Sunday, May 27, 2012

Claddagh Rings

The story of the first Claddagh ring would make a wonderful love story and an unforgettable film. It would stand as a testament to the power of love and loyalty.

Why Claddagh story remain meaningful and charming, thousands of years after the first story? If you learn more about the origins of the first ring, you will be able to understand, for themselves ...

The Claddagh story

The first Claddagh ring was the creation of Richard Joyce, an Irish fisherman who lived in the seventeenth century. He sailed on the high seas in the world, and he worked closely on Montserrat, when his ship was boarded by pirates and plundered. Joyce was abducted to a Moorish goldsmith in Algiers, where he was forced to work in slavery.

Joyce quickly became a very skilled goldsmith, capable of delicate objects of beauty from the precious metal trade. His skills in the workshop was very much appreciated by his master. Joyce longed for his native Ireland, and spent years longing for the woman he left behind in the city of Galway. Her name was Margaret and she was his one true love.

Condemned as King William III of slavery in the Caribbean and ordered all the citizens of the British Crown, rather than dismissed, Joyce got his freedom. Mayfair did not want to lose, the master-to-metal capabilities of his Irish servant, and it is believed that he lured to stay Joyce, with wealth, and even offers his own daughter to wife. However, Joyce could not be affected. He blessed King William for granting him his freedom, and he soon sailed to Ireland with a very special piece of jewelry in his pocket.

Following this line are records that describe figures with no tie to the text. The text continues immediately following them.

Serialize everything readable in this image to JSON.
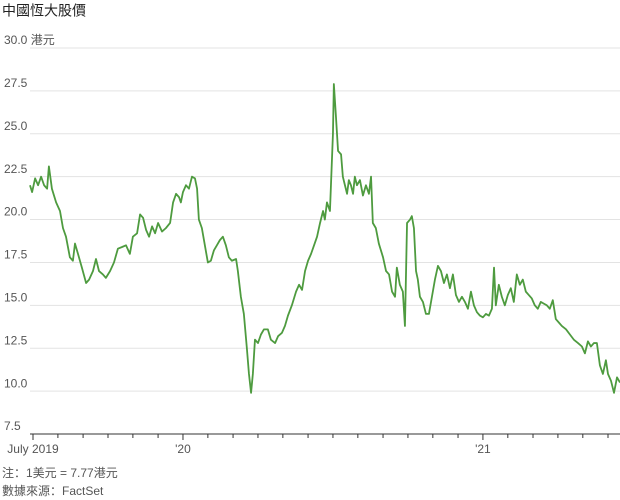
{
  "chart_data": {
    "type": "line",
    "title": "中國恆大股價",
    "notes": [
      "注：1美元 = 7.77港元",
      "數據來源：FactSet"
    ],
    "color": "#4e9b3f",
    "grid": true,
    "ylim": [
      7.5,
      30
    ],
    "yticks": [
      7.5,
      {
        "value": 10,
        "label": "10.0"
      },
      12.5,
      {
        "value": 15,
        "label": "15.0"
      },
      17.5,
      {
        "value": 20,
        "label": "20.0"
      },
      22.5,
      {
        "value": 25,
        "label": "25.0"
      },
      27.5,
      {
        "value": 30,
        "label": "30.0 港元"
      }
    ],
    "xlim": [
      2019.49,
      2021.457
    ],
    "xticks": [
      {
        "value": 2019.5,
        "label": "July 2019"
      },
      {
        "value": 2020,
        "label": "'20"
      },
      {
        "value": 2021,
        "label": "'21"
      }
    ],
    "xminor_ticks": [
      2019.583,
      2019.667,
      2019.75,
      2019.833,
      2019.917,
      2020.083,
      2020.167,
      2020.25,
      2020.333,
      2020.417,
      2020.5,
      2020.583,
      2020.667,
      2020.75,
      2020.833,
      2020.917,
      2021.083,
      2021.167,
      2021.25,
      2021.333,
      2021.417
    ],
    "x": [
      2019.49,
      2019.497,
      2019.507,
      2019.517,
      2019.527,
      2019.537,
      2019.547,
      2019.553,
      2019.563,
      2019.577,
      2019.59,
      2019.6,
      2019.61,
      2019.623,
      2019.633,
      2019.64,
      2019.65,
      2019.663,
      2019.677,
      2019.687,
      2019.7,
      2019.71,
      2019.72,
      2019.733,
      2019.743,
      2019.757,
      2019.77,
      2019.783,
      2019.797,
      2019.81,
      2019.823,
      2019.833,
      2019.847,
      2019.857,
      2019.867,
      2019.877,
      2019.887,
      2019.897,
      2019.907,
      2019.917,
      2019.93,
      2019.943,
      2019.957,
      2019.967,
      2019.977,
      2019.987,
      2019.993,
      2020.0,
      2020.01,
      2020.02,
      2020.03,
      2020.04,
      2020.047,
      2020.053,
      2020.063,
      2020.073,
      2020.083,
      2020.093,
      2020.103,
      2020.113,
      2020.123,
      2020.133,
      2020.143,
      2020.153,
      2020.163,
      2020.177,
      2020.183,
      2020.193,
      2020.203,
      2020.213,
      2020.22,
      2020.227,
      2020.233,
      2020.24,
      2020.25,
      2020.26,
      2020.27,
      2020.283,
      2020.293,
      2020.307,
      2020.317,
      2020.33,
      2020.34,
      2020.35,
      2020.363,
      2020.377,
      2020.387,
      2020.397,
      2020.407,
      2020.417,
      2020.427,
      2020.437,
      2020.447,
      2020.457,
      2020.467,
      2020.473,
      2020.48,
      2020.49,
      2020.5,
      2020.503,
      2020.51,
      2020.517,
      2020.527,
      2020.533,
      2020.54,
      2020.547,
      2020.553,
      2020.56,
      2020.567,
      2020.573,
      2020.58,
      2020.59,
      2020.6,
      2020.61,
      2020.62,
      2020.627,
      2020.633,
      2020.643,
      2020.653,
      2020.667,
      2020.677,
      2020.687,
      2020.697,
      2020.707,
      2020.713,
      2020.723,
      2020.733,
      2020.74,
      2020.747,
      2020.757,
      2020.763,
      2020.77,
      2020.777,
      2020.783,
      2020.79,
      2020.8,
      2020.81,
      2020.82,
      2020.83,
      2020.84,
      2020.85,
      2020.86,
      2020.87,
      2020.88,
      2020.89,
      2020.9,
      2020.91,
      2020.92,
      2020.93,
      2020.94,
      2020.95,
      2020.96,
      2020.97,
      2020.98,
      2020.99,
      2021.0,
      2021.01,
      2021.02,
      2021.03,
      2021.037,
      2021.043,
      2021.053,
      2021.063,
      2021.073,
      2021.083,
      2021.093,
      2021.103,
      2021.113,
      2021.123,
      2021.133,
      2021.143,
      2021.153,
      2021.163,
      2021.173,
      2021.183,
      2021.193,
      2021.203,
      2021.213,
      2021.223,
      2021.233,
      2021.243,
      2021.253,
      2021.263,
      2021.277,
      2021.29,
      2021.303,
      2021.317,
      2021.33,
      2021.34,
      2021.35,
      2021.36,
      2021.37,
      2021.38,
      2021.39,
      2021.4,
      2021.41,
      2021.417,
      2021.427,
      2021.437,
      2021.447,
      2021.457
    ],
    "values": [
      22.0,
      21.6,
      22.4,
      22.0,
      22.5,
      22.0,
      21.8,
      23.1,
      21.8,
      21.0,
      20.5,
      19.5,
      19.0,
      17.8,
      17.6,
      18.6,
      18.0,
      17.2,
      16.3,
      16.5,
      17.0,
      17.7,
      17.0,
      16.8,
      16.6,
      17.0,
      17.5,
      18.3,
      18.4,
      18.5,
      18.0,
      19.0,
      19.2,
      20.3,
      20.1,
      19.4,
      19.0,
      19.6,
      19.2,
      19.8,
      19.3,
      19.5,
      19.8,
      21.0,
      21.5,
      21.3,
      21.0,
      21.6,
      22.0,
      21.8,
      22.5,
      22.4,
      21.8,
      20.0,
      19.5,
      18.5,
      17.5,
      17.6,
      18.2,
      18.5,
      18.8,
      19.0,
      18.5,
      17.8,
      17.6,
      17.7,
      17.0,
      15.5,
      14.5,
      12.5,
      11.0,
      9.9,
      11.0,
      13.0,
      12.8,
      13.3,
      13.6,
      13.6,
      13.0,
      12.8,
      13.2,
      13.4,
      13.8,
      14.4,
      15.0,
      15.8,
      16.2,
      15.9,
      17.0,
      17.6,
      18.0,
      18.5,
      19.0,
      19.8,
      20.5,
      20.0,
      21.0,
      20.5,
      25.0,
      27.9,
      26.0,
      24.0,
      23.8,
      22.5,
      22.0,
      21.5,
      22.3,
      22.0,
      21.5,
      22.5,
      22.0,
      22.3,
      21.4,
      22.0,
      21.5,
      22.5,
      19.8,
      19.5,
      18.6,
      17.8,
      17.0,
      16.8,
      15.8,
      15.5,
      17.2,
      16.2,
      15.8,
      13.8,
      19.8,
      20.0,
      20.2,
      19.5,
      17.0,
      16.5,
      15.5,
      15.2,
      14.5,
      14.5,
      15.5,
      16.5,
      17.3,
      17.0,
      16.3,
      16.8,
      16.0,
      16.8,
      15.6,
      15.2,
      15.5,
      15.2,
      14.8,
      15.8,
      15.0,
      14.6,
      14.4,
      14.3,
      14.5,
      14.4,
      14.8,
      17.2,
      15.0,
      16.2,
      15.5,
      15.0,
      15.6,
      16.0,
      15.2,
      16.8,
      16.2,
      16.5,
      15.8,
      15.6,
      15.4,
      15.0,
      14.8,
      15.2,
      15.1,
      15.0,
      14.8,
      15.3,
      14.2,
      14.0,
      13.8,
      13.6,
      13.3,
      13.0,
      12.8,
      12.6,
      12.2,
      12.9,
      12.6,
      12.8,
      12.8,
      11.5,
      11.0,
      11.8,
      11.0,
      10.6,
      9.9,
      10.8,
      10.5
    ]
  }
}
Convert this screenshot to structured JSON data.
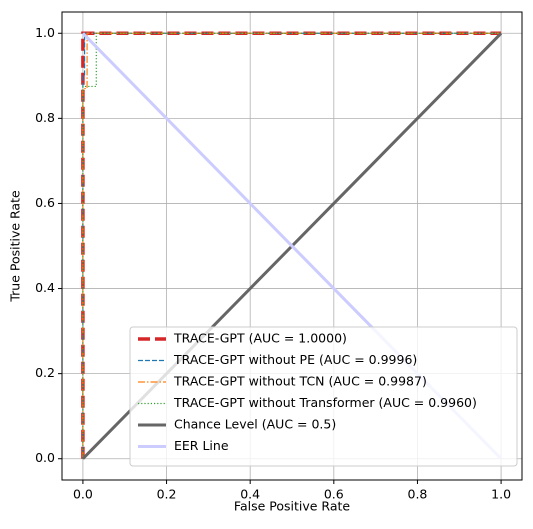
{
  "chart_data": {
    "type": "line",
    "xlabel": "False Positive Rate",
    "ylabel": "True Positive Rate",
    "xlim": [
      -0.05,
      1.05
    ],
    "ylim": [
      -0.05,
      1.05
    ],
    "xticks": [
      {
        "value": 0,
        "label": "0.0"
      },
      0.2,
      0.4,
      0.6,
      0.8,
      {
        "value": 1,
        "label": "1.0"
      }
    ],
    "yticks": [
      {
        "value": 0,
        "label": "0.0"
      },
      0.2,
      0.4,
      0.6,
      0.8,
      {
        "value": 1,
        "label": "1.0"
      }
    ],
    "grid": true,
    "legend": "lower right",
    "series": [
      {
        "name": "TRACE-GPT (AUC = 1.0000)",
        "color": "#d62728",
        "style": "dashed",
        "x": [
          0,
          0,
          1
        ],
        "values": [
          0,
          1,
          1
        ]
      },
      {
        "name": "TRACE-GPT without PE (AUC = 0.9996)",
        "color": "#1f77b4",
        "style": "dashed",
        "x": [
          0,
          0,
          0.004,
          0.004,
          1
        ],
        "values": [
          0,
          0.9,
          0.9,
          1,
          1
        ]
      },
      {
        "name": "TRACE-GPT without TCN (AUC = 0.9987)",
        "color": "#ff7f0e",
        "style": "dashdot",
        "x": [
          0,
          0,
          0.01,
          0.01,
          1
        ],
        "values": [
          0,
          0.87,
          0.87,
          1,
          1
        ]
      },
      {
        "name": "TRACE-GPT without Transformer (AUC = 0.9960)",
        "color": "#2ca02c",
        "style": "dotted",
        "x": [
          0,
          0,
          0.032,
          0.032,
          1
        ],
        "values": [
          0,
          0.875,
          0.875,
          1,
          1
        ]
      },
      {
        "name": "Chance Level (AUC = 0.5)",
        "color": "#666666",
        "style": "solid",
        "x": [
          0,
          1
        ],
        "values": [
          0,
          1
        ]
      },
      {
        "name": "EER Line",
        "color": "#ccccff",
        "style": "solid",
        "x": [
          0,
          1
        ],
        "values": [
          1,
          0
        ]
      }
    ]
  }
}
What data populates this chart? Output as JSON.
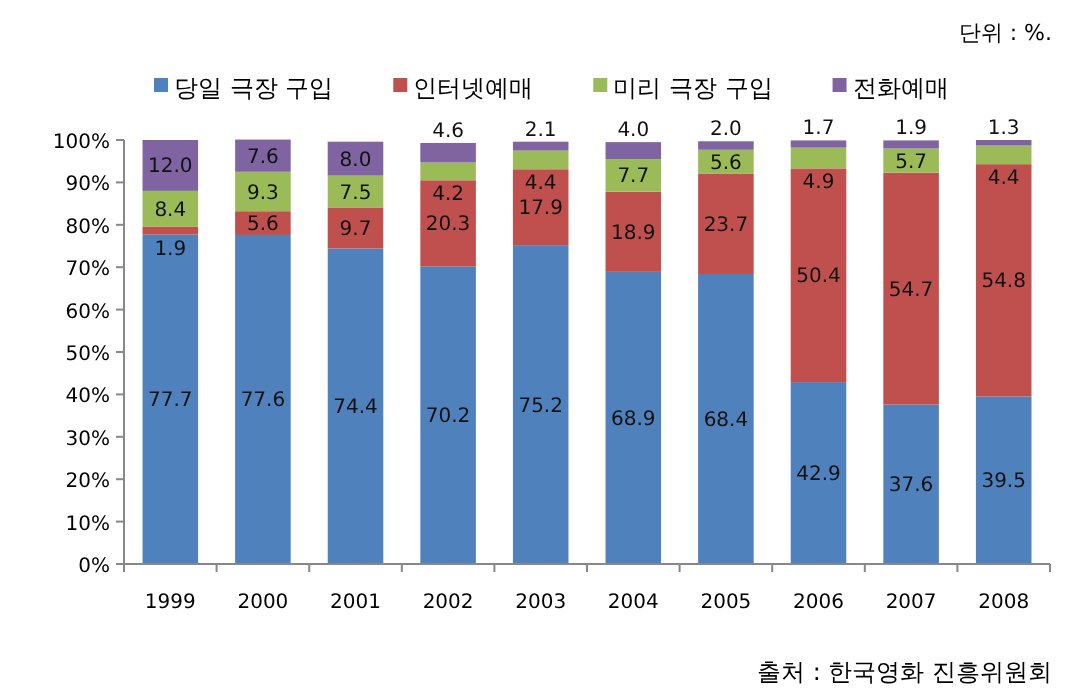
{
  "chart_data": {
    "type": "bar",
    "stacked": true,
    "legend": "top",
    "grid": false,
    "categories": [
      "1999",
      "2000",
      "2001",
      "2002",
      "2003",
      "2004",
      "2005",
      "2006",
      "2007",
      "2008"
    ],
    "series": [
      {
        "name": "당일 극장 구입",
        "color": "#4f81bd",
        "values": [
          77.7,
          77.6,
          74.4,
          70.2,
          75.2,
          68.9,
          68.4,
          42.9,
          37.6,
          39.5
        ],
        "value_labels": [
          "77.7",
          "77.6",
          "74.4",
          "70.2",
          "75.2",
          "68.9",
          "68.4",
          "42.9",
          "37.6",
          "39.5"
        ]
      },
      {
        "name": "인터넷예매",
        "color": "#c0504d",
        "values": [
          1.9,
          5.6,
          9.7,
          20.3,
          17.9,
          18.9,
          23.7,
          50.4,
          54.7,
          54.8
        ],
        "value_labels": [
          "1.9",
          "5.6",
          "9.7",
          "20.3",
          "17.9",
          "18.9",
          "23.7",
          "50.4",
          "54.7",
          "54.8"
        ]
      },
      {
        "name": "미리 극장 구입",
        "color": "#9bbb59",
        "values": [
          8.4,
          9.3,
          7.5,
          4.2,
          4.4,
          7.7,
          5.6,
          4.9,
          5.7,
          4.4
        ],
        "value_labels": [
          "8.4",
          "9.3",
          "7.5",
          "4.2",
          "4.4",
          "7.7",
          "5.6",
          "4.9",
          "5.7",
          "4.4"
        ]
      },
      {
        "name": "전화예매",
        "color": "#8064a2",
        "values": [
          12.0,
          7.6,
          8.0,
          4.6,
          2.1,
          4.0,
          2.0,
          1.7,
          1.9,
          1.3
        ],
        "value_labels": [
          "12.0",
          "7.6",
          "8.0",
          "4.6",
          "2.1",
          "4.0",
          "2.0",
          "1.7",
          "1.9",
          "1.3"
        ]
      }
    ],
    "ylim": [
      0,
      100
    ],
    "yticks": [
      {
        "value": 0,
        "label": "0%"
      },
      {
        "value": 10,
        "label": "10%"
      },
      {
        "value": 20,
        "label": "20%"
      },
      {
        "value": 30,
        "label": "30%"
      },
      {
        "value": 40,
        "label": "40%"
      },
      {
        "value": 50,
        "label": "50%"
      },
      {
        "value": 60,
        "label": "60%"
      },
      {
        "value": 70,
        "label": "70%"
      },
      {
        "value": 80,
        "label": "80%"
      },
      {
        "value": 90,
        "label": "90%"
      },
      {
        "value": 100,
        "label": "100%"
      }
    ],
    "annotations": [
      "단위 : %.",
      "출처 : 한국영화 진흥위원회"
    ]
  }
}
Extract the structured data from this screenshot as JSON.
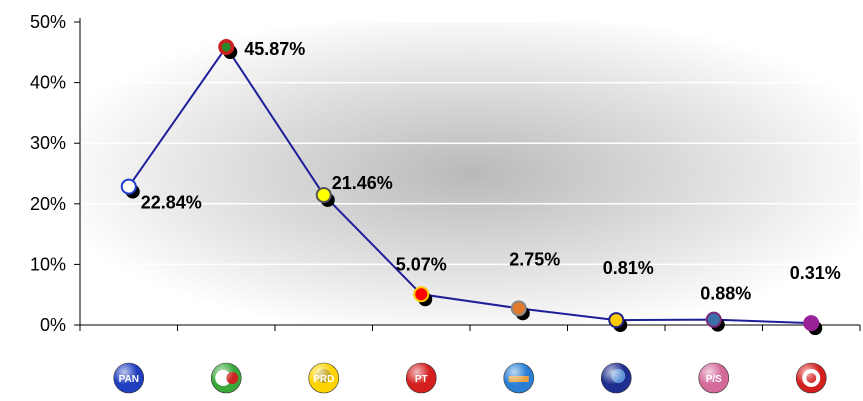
{
  "chart_data": {
    "type": "line",
    "title": "",
    "xlabel": "",
    "ylabel": "",
    "ylim": [
      0,
      50
    ],
    "y_ticks": [
      "0%",
      "10%",
      "20%",
      "30%",
      "40%",
      "50%"
    ],
    "grid": true,
    "legend": "none",
    "categories": [
      "PAN",
      "PRI-PVEM",
      "PRD",
      "PT",
      "PANAL",
      "Convergencia",
      "PSD",
      "PSN"
    ],
    "values": [
      22.84,
      45.87,
      21.46,
      5.07,
      2.75,
      0.81,
      0.88,
      0.31
    ],
    "labels": [
      "22.84%",
      "45.87%",
      "21.46%",
      "5.07%",
      "2.75%",
      "0.81%",
      "0.88%",
      "0.31%"
    ],
    "line_color": "#1f1f9a",
    "marker_colors": [
      "#ffffff",
      "#cc1f1f",
      "#ffff00",
      "#ff0000",
      "#e07a2a",
      "#ffcc00",
      "#3a6fa8",
      "#992299"
    ],
    "marker_inner_colors": [
      "#ffffff",
      "#2a8a2a",
      "#ffff00",
      "#ff0000",
      "#e07a2a",
      "#ffcc00",
      "#3a6fa8",
      "#992299"
    ],
    "marker_ring_colors": [
      "#1f3fcf",
      "#cc1f1f",
      "#555555",
      "#ffcc00",
      "#888888",
      "#222288",
      "#7a2a7a",
      "#992299"
    ],
    "logo_colors": [
      "#1f3fbf",
      "#3aa83a",
      "#ffd400",
      "#d41f1f",
      "#2a7fd4",
      "#1f2f8f",
      "#d46a9a",
      "#d41f1f"
    ]
  }
}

While Joyce had worked in the shop, he had a way to found his love for Margaret, without a word to illustrate. He had a special ring, the two small hands made presented, gently holding a crowned heart, symbolizing their undying love and loyalty.

When Joyce returned to Galway, he was thrilled to find his love is waiting for him. She had never given up the hope, as he remained steadfast in his zeal. He handed her the gold ring he in her honor, now known as the Royal Claddagh ring, and they were always together after. Never again would the unfortunate part of Richard Joyce, whom he loved.

Today's Claddagh Rings

Today, the Claddagh ring is often used as a symbol of love and affection. It is worn by both bride and groom on their wedding day, but it can also be worn as a single. The Claddagh The ring is designed to fit its wearer. There are intelligent ways to display your romantic availability, or lack thereof, depending on how you wear your ring.
Here are some tips to show you how to wear your Claddagh Ring to your romantic.